An armoured personnel carrier also arrived at the airport, leading to speculation that the Taliban was preparing to storm the aircraft and release the 155 hostages on board.
"It is true," confirmed Mohammad Khibar, an official at the airport, in a telephone conversation. "But it is more of a precautionary measure."
A little later, Afghan Foreign Minister Wakil Ahmed Muttawakil also confirmed there was nothing usual about the deployment of Taliban soldiers. It was merely the changing of the guard. The hijackers had been informed of this routine, he said.
Khibar said the hijackers and the Indian negotiators began talks this morning, without the presence of Taleban or United Nations intermediaries. "Each session lasts about 20 minutes, but the hijackers are not allowing the passengers to interact with the Indian team."
After each session, Khibar said, the Indians got back to their superiors in government in New Delhi on their satellite phones. "They have had some four rounds of talks since the morning," he said.
The general mood at Kandahar airport, he said, is peaceful. "There is no tension."
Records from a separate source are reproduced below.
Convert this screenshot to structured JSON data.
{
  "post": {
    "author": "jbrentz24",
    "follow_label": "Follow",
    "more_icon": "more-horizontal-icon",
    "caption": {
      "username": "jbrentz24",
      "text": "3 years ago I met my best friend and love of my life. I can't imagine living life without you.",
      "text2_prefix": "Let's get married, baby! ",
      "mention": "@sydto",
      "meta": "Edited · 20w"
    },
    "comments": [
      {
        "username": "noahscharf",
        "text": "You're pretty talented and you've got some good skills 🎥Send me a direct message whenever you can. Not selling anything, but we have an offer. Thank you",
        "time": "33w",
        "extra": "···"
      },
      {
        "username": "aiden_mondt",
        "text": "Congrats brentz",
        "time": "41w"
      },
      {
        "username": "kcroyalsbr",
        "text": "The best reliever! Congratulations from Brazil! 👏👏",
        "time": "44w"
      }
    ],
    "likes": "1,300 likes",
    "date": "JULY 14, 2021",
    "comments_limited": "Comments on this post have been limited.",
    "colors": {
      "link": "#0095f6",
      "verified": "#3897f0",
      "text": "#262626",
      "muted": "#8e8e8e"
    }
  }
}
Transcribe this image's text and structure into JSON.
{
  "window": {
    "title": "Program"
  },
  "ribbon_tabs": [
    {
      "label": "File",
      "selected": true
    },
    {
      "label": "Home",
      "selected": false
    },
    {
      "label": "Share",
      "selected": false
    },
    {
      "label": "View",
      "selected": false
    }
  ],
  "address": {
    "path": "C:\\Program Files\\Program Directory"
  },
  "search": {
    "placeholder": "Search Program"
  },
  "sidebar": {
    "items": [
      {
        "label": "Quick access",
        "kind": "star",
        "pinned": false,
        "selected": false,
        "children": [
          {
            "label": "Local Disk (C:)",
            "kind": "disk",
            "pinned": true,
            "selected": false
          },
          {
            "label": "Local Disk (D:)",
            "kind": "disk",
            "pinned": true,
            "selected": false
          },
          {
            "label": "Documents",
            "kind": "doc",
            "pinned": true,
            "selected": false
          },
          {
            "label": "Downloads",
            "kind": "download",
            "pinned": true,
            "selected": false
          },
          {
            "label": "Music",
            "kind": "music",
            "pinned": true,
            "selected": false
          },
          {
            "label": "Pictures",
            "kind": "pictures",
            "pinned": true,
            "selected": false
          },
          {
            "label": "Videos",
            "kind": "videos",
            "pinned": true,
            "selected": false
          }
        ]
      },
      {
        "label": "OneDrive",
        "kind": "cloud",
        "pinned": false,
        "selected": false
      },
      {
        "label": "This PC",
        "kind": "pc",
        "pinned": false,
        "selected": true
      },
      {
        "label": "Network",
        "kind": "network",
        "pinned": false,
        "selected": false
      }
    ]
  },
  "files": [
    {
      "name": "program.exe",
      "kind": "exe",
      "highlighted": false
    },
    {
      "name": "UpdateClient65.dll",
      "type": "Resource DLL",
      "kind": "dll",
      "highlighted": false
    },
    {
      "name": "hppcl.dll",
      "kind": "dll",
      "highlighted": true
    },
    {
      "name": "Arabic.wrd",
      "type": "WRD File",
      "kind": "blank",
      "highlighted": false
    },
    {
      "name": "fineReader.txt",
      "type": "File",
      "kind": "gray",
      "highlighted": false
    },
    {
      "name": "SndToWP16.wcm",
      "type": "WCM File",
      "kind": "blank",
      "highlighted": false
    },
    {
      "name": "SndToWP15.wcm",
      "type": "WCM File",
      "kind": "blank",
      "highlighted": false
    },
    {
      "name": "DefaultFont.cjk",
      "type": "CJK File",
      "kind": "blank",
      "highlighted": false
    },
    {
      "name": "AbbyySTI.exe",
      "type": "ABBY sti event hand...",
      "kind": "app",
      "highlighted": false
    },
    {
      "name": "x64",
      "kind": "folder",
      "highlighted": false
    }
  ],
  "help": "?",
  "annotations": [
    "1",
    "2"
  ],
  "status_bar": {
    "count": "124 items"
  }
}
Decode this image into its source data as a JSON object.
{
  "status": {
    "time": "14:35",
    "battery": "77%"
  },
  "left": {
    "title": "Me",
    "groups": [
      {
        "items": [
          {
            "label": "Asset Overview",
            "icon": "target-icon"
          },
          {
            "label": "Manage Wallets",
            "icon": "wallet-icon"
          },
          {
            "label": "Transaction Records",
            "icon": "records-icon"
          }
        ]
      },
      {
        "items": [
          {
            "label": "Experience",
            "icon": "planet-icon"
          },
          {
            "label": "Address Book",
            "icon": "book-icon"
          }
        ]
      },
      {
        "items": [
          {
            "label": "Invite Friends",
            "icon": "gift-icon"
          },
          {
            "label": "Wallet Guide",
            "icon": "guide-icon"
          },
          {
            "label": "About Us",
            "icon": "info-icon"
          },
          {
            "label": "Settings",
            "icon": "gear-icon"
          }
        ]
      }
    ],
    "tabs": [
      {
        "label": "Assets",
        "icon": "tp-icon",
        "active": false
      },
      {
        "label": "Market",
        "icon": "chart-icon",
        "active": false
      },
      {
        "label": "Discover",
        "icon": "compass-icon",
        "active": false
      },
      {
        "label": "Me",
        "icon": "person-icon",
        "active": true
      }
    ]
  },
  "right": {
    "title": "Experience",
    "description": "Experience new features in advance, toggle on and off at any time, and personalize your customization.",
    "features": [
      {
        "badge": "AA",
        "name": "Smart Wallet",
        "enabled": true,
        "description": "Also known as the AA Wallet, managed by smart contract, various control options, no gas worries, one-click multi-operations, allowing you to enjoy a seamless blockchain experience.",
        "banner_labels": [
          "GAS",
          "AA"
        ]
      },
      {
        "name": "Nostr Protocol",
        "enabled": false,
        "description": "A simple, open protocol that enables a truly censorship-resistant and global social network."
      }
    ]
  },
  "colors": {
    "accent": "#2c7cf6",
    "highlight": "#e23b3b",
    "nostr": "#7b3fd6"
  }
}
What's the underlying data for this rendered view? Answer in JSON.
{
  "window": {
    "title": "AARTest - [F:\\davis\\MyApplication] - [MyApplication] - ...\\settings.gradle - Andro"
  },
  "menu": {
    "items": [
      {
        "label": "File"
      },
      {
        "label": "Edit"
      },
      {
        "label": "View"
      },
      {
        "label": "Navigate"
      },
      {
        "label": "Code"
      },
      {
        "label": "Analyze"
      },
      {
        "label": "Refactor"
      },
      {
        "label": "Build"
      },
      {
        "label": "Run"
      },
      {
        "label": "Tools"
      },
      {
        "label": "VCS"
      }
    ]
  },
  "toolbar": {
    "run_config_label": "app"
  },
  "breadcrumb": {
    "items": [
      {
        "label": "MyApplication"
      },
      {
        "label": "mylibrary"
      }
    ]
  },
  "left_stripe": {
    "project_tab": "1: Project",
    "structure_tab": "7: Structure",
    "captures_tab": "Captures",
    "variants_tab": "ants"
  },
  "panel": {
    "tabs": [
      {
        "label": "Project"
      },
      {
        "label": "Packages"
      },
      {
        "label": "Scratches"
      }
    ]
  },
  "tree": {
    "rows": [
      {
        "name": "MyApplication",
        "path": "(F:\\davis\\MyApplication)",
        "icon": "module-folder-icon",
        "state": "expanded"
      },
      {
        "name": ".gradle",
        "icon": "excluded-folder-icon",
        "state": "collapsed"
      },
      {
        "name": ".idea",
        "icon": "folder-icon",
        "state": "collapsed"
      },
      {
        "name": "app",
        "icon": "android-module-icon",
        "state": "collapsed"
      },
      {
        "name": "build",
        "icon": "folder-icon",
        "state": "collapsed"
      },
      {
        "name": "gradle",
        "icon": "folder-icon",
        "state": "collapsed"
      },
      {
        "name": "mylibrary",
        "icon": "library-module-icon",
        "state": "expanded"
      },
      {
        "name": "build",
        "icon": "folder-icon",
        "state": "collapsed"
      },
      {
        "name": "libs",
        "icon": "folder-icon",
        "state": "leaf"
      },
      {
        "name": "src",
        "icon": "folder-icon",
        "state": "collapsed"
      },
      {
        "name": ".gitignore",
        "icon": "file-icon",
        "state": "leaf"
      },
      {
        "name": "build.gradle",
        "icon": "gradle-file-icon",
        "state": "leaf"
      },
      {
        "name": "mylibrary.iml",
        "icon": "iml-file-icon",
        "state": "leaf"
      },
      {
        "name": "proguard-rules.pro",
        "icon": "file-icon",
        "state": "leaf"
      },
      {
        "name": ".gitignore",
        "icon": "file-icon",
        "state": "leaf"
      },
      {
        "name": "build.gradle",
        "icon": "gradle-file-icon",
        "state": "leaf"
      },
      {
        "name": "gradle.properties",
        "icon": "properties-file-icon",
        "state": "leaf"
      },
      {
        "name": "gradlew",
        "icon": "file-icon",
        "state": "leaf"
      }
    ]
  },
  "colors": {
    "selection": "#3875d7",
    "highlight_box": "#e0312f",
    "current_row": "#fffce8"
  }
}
Taleban representative in the US Abdul Hakim Mujahid told rediff.com in New York last night, "If no solution is found, we will ask the plane to leave Afghanistan. If they (the hijackers) refuse, we will motivate them in anyway. But it will be the very, very last option."
On Wednesday, Mullah Wakil Ahmed Muttawakil, the Taleban's foreign minister, called upon the Indian government to "accept or agree to" the demands made by the terrorists who hijacked the IA aircraft last Friday and to swiftly end the stalemate in Kandahar. However, Mujahid said, his government will continue to co-operate in the negotiations.